Elspeth, Sun’s Champion – New Elspeth’s got a pretty bland and underwhelming ultimate on paper, but considering she’s designed for swarmy weenie decks, +2/+2 and one of the game’s best evasion abilities to your entire army probably guarantees an alpha strike in a turn or two. Amusingly, she’s probably effective enough even without that; if you just keep spamming her +1 ability and throw in some populate effects from last block you’ve probably overwhelmed your opponents anyway. That -3 is a great counterpoint to the people who say that Theros is nothing but a big love letter to midrange.

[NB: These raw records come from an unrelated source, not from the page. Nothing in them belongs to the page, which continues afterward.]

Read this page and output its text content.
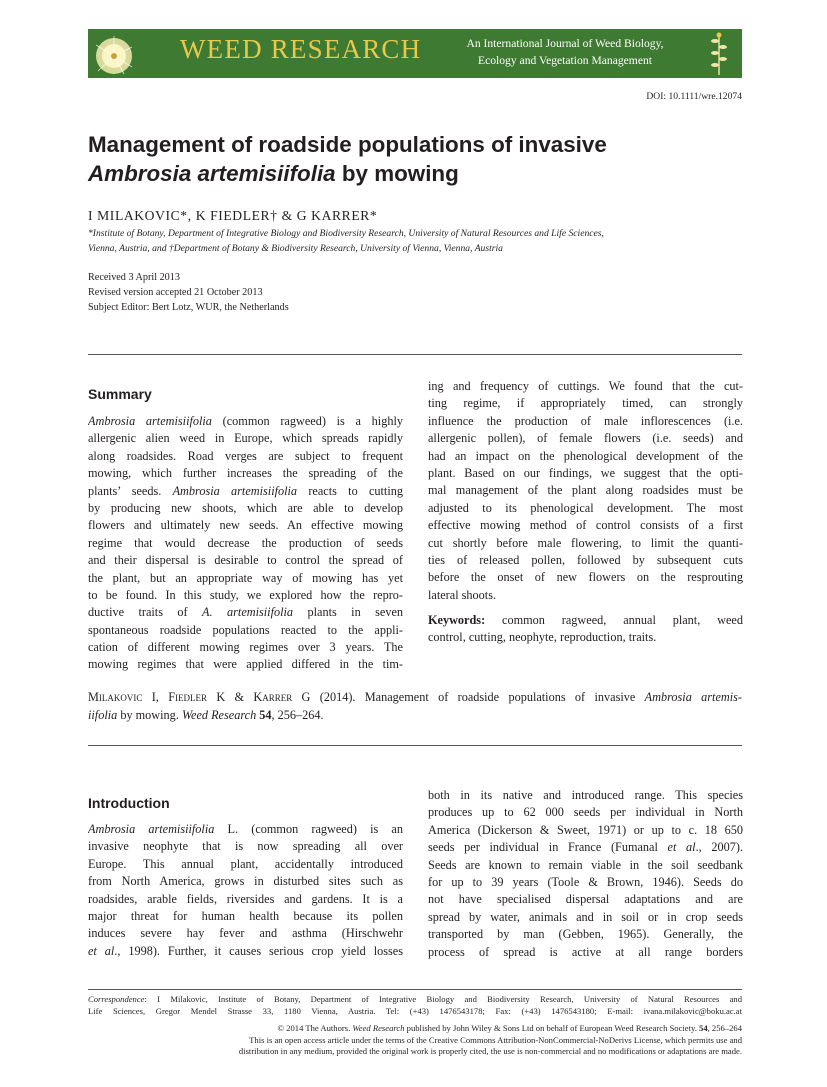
WEED RESEARCH	An International Journal of Weed Biology,
Ecology and Vegetation Management
DOI: 10.1111/wre.12074
Management of roadside populations of invasive
Ambrosia artemisiifolia by mowing
I MILAKOVIC*, K FIEDLER† & G KARRER*
*Institute of Botany, Department of Integrative Biology and Biodiversity Research, University of Natural Resources and Life Sciences,
Vienna, Austria, and †Department of Botany & Biodiversity Research, University of Vienna, Vienna, Austria
Received 3 April 2013
Revised version accepted 21 October 2013
Subject Editor: Bert Lotz, WUR, the Netherlands
Summary
Ambrosia artemisiifolia (common ragweed) is a highly
allergenic alien weed in Europe, which spreads rapidly
along roadsides. Road verges are subject to frequent
mowing, which further increases the spreading of the
plants’ seeds. Ambrosia artemisiifolia reacts to cutting
by producing new shoots, which are able to develop
flowers and ultimately new seeds. An effective mowing
regime that would decrease the production of seeds
and their dispersal is desirable to control the spread of
the plant, but an appropriate way of mowing has yet
to be found. In this study, we explored how the repro-
ductive traits of A. artemisiifolia plants in seven
spontaneous roadside populations reacted to the appli-
cation of different mowing regimes over 3 years. The
mowing regimes that were applied differed in the tim-
ing and frequency of cuttings. We found that the cut-
ting regime, if appropriately timed, can strongly
influence the production of male inflorescences (i.e.
allergenic pollen), of female flowers (i.e. seeds) and
had an impact on the phenological development of the
plant. Based on our findings, we suggest that the opti-
mal management of the plant along roadsides must be
adjusted to its phenological development. The most
effective mowing method of control consists of a first
cut shortly before male flowering, to limit the quanti-
ties of released pollen, followed by subsequent cuts
before the onset of new flowers on the resprouting
lateral shoots.
Keywords: common ragweed, annual plant, weed
control, cutting, neophyte, reproduction, traits.
Milakovic I, Fiedler K & Karrer G (2014). Management of roadside populations of invasive Ambrosia artemis-
iifolia by mowing. Weed Research 54, 256–264.
Introduction
Ambrosia artemisiifolia L. (common ragweed) is an
invasive neophyte that is now spreading all over
Europe. This annual plant, accidentally introduced
from North America, grows in disturbed sites such as
roadsides, arable fields, riversides and gardens. It is a
major threat for human health because its pollen
induces severe hay fever and asthma (Hirschwehr
et al., 1998). Further, it causes serious crop yield losses
both in its native and introduced range. This species
produces up to 62 000 seeds per individual in North
America (Dickerson & Sweet, 1971) or up to c. 18 650
seeds per individual in France (Fumanal et al., 2007).
Seeds are known to remain viable in the soil seedbank
for up to 39 years (Toole & Brown, 1946). Seeds do
not have specialised dispersal adaptations and are
spread by water, animals and in soil or in crop seeds
transported by man (Gebben, 1965). Generally, the
process of spread is active at all range borders
Correspondence: I Milakovic, Institute of Botany, Department of Integrative Biology and Biodiversity Research, University of Natural Resources and
Life Sciences, Gregor Mendel Strasse 33, 1180 Vienna, Austria. Tel: (+43) 1476543178; Fax: (+43) 1476543180; E-mail: ivana.milakovic@boku.ac.at
© 2014 The Authors. Weed Research published by John Wiley & Sons Ltd on behalf of European Weed Research Society. 54, 256–264
This is an open access article under the terms of the Creative Commons Attribution-NonCommercial-NoDerivs License, which permits use and
distribution in any medium, provided the original work is properly cited, the use is non-commercial and no modifications or adaptations are made.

Ephara’s Warden – Those of you who read my Gatecrash spoiler analysis will recall I had some choice things to say about Debtor’s Pulpit. I am here now to say that Ephara’s Warden is probably worse than that. The Pulpit at least serves the function of keeping a big threat consistently unable to attack or block late game, and enchantments and lands are two relatively hard-to-remove card types. Ephara’s Warden is cheaper and actually has a 1/2 body when the chips are down, yes, but it’s a 1/2 for four mana – that’s twice a Squire for those keeping track at home – and, infuriatingly, can only tap weenies. By the time turn four rolls around, I sincerely hope the thing you want most to keep tapped down does not have power 3 or less; if that’s so you’re probably winning anyway.
Evangel of Heliod – This is at least 3 power for six mana, which is pretty bad, but not nearly as bad as that last thing. Hopefully it’ll be way more than that – if you make all your drops and, say, half your guys get removed, this should be spitting out around six tokens, if not more. Obviously this is meant as a Limited finisher, but it also looks fun in Constructed – imagine it with Dawn Elemental.

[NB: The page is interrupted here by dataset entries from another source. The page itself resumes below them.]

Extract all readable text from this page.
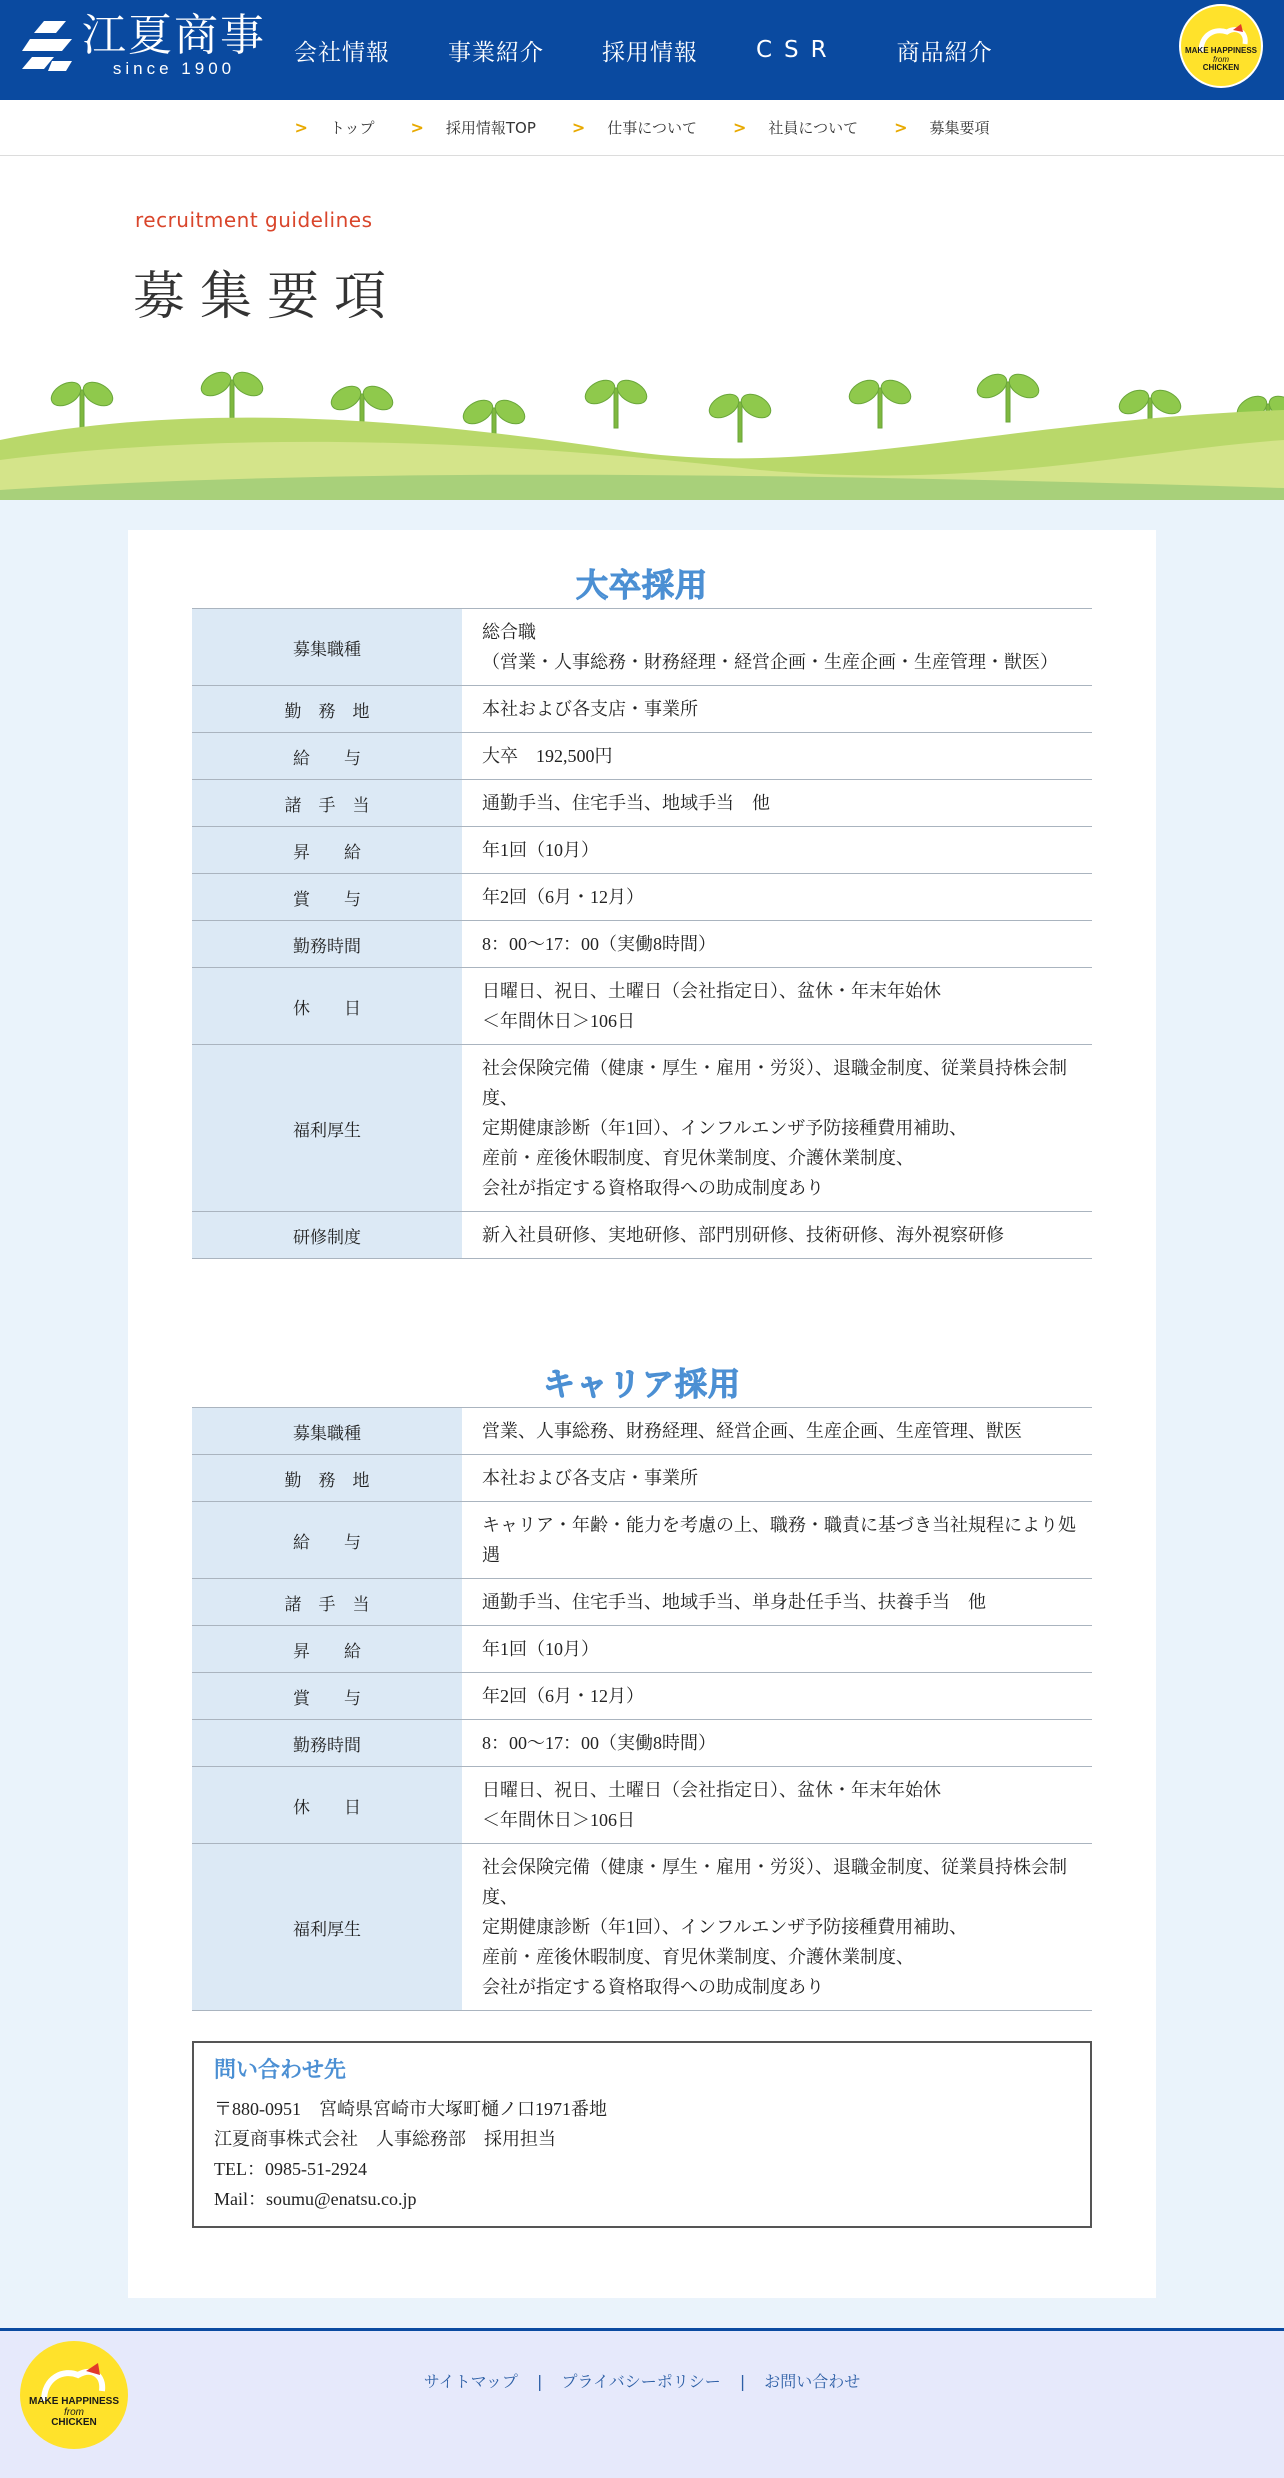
江夏商事
since 1900
会社情報	事業紹介	採用情報	CSR	商品紹介	MAKE HAPPINESS
from
CHICKEN
> トップ > 採用情報TOP > 仕事について > 社員について > 募集要項
recruitment guidelines
募集要項
大卒採用
募集職種	総合職
（営業・人事総務・財務経理・経営企画・生産企画・生産管理・獣医）

勤　務　地	本社および各支店・事業所

給　　与	大卒　192,500円

諸　手　当	通勤手当、住宅手当、地域手当　他

昇　　給	年1回（10月）

賞　　与	年2回（6月・12月）

勤務時間	8：00～17：00（実働8時間）

休　　日	日曜日、祝日、土曜日（会社指定日）、盆休・年末年始休
＜年間休日＞106日

福利厚生	社会保険完備（健康・厚生・雇用・労災）、退職金制度、従業員持株会制度、
定期健康診断（年1回）、インフルエンザ予防接種費用補助、
産前・産後休暇制度、育児休業制度、介護休業制度、
会社が指定する資格取得への助成制度あり

研修制度	新入社員研修、実地研修、部門別研修、技術研修、海外視察研修
キャリア採用
募集職種	営業、人事総務、財務経理、経営企画、生産企画、生産管理、獣医

勤　務　地	本社および各支店・事業所

給　　与	キャリア・年齢・能力を考慮の上、職務・職責に基づき当社規程により処遇

諸　手　当	通勤手当、住宅手当、地域手当、単身赴任手当、扶養手当　他

昇　　給	年1回（10月）

賞　　与	年2回（6月・12月）

勤務時間	8：00～17：00（実働8時間）

休　　日	日曜日、祝日、土曜日（会社指定日）、盆休・年末年始休
＜年間休日＞106日

福利厚生	社会保険完備（健康・厚生・雇用・労災）、退職金制度、従業員持株会制度、
定期健康診断（年1回）、インフルエンザ予防接種費用補助、
産前・産後休暇制度、育児休業制度、介護休業制度、
会社が指定する資格取得への助成制度あり
問い合わせ先
〒880-0951　宮崎県宮崎市大塚町樋ノ口1971番地
江夏商事株式会社　人事総務部　採用担当
TEL：0985-51-2924
Mail：soumu@enatsu.co.jp
MAKE HAPPINESS
from
CHICKEN
サイトマップ | プライバシーポリシー | お問い合わせ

Fabled Hero – This is the first heroic guy in the set numerically, and holy crap is it a doozy. A 2/2 double striker for 1WW is already pretty mean (obviously you get more than that for that cost, as Mirran Crusader shows), but let’s say as a thought experiment you swing with this and cast a Giant Growth targeting it. It gets +3/+3, and the +1/+1 counter, so it’s a 6/6, meaning that for one mana you just made it hit for 12 damage this turn.
Favored Hoplite – Heroic creature number two is also pretty good, if not quite as explosively nuts as Fabled Hero. A 1/2 body for one mana is always reassuring on turn one, and then there’s the matter of combat unkillability whenever you target it; a deck with Favored Hoplites and a lot of cheap Auras could be surprisingly threatening.